Il n’y a pas que des armes…
En effet. La Confrérie m’a fait l’honneur de me commander les couronnes des rois qui sont le symbole même du couronnement, et donc le mérite du travail du vigneron-tâcheron. La Confrérie m’a également honoré en passant commande de la crosse de l’abbé-président dessinée par Giovanna Buzzi. La créatrice des vêtements est venue à plusieurs reprises ici, dans ma ferronnerie. Nous avons étroitement collaboré et maintenons d’excellents contacts. Ces rencontres ont toutes été très intéressantes.

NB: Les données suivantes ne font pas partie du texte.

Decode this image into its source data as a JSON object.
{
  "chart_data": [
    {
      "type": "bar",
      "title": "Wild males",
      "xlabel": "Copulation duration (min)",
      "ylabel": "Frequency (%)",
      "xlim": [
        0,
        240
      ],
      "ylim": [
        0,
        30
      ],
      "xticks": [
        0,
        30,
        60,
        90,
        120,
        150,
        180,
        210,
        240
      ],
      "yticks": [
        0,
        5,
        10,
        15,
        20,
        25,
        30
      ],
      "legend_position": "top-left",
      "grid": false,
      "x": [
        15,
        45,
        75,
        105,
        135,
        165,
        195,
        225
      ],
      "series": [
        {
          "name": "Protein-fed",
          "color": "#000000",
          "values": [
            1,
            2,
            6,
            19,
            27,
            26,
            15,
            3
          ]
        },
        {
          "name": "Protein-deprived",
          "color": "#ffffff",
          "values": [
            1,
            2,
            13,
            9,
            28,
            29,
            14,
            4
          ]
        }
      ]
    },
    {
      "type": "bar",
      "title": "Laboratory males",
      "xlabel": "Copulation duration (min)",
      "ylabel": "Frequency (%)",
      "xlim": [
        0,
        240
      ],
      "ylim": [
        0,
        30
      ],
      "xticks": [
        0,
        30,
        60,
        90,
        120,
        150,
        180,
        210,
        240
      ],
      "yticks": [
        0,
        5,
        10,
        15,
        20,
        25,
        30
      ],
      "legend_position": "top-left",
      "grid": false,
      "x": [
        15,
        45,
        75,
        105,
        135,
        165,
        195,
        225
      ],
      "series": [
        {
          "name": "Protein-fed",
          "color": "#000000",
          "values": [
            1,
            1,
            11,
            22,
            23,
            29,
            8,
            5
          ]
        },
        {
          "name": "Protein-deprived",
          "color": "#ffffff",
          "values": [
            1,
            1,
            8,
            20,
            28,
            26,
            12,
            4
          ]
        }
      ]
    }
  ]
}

Je me rappelle même, alors qu’elle travaillait à la confection des costumes entourée de figurants et d’assistants, qu’elle a tout cessé pour venir me saluer.
Aimerais-tu ajouter quelque chose?
Bertille a fait un travail remarquable. Elle a réalisé la finition des dessins et grandement contribué au succès des différentes réalisations. Elle se réjouit beaucoup de participer à cette prochaine Fête. Notre groupe de la Saint-Martin a déjà eu quelques répétitions. Nous sommes environ 500 et 150 me sont déjà connus. Ce sera une Fête magnifique.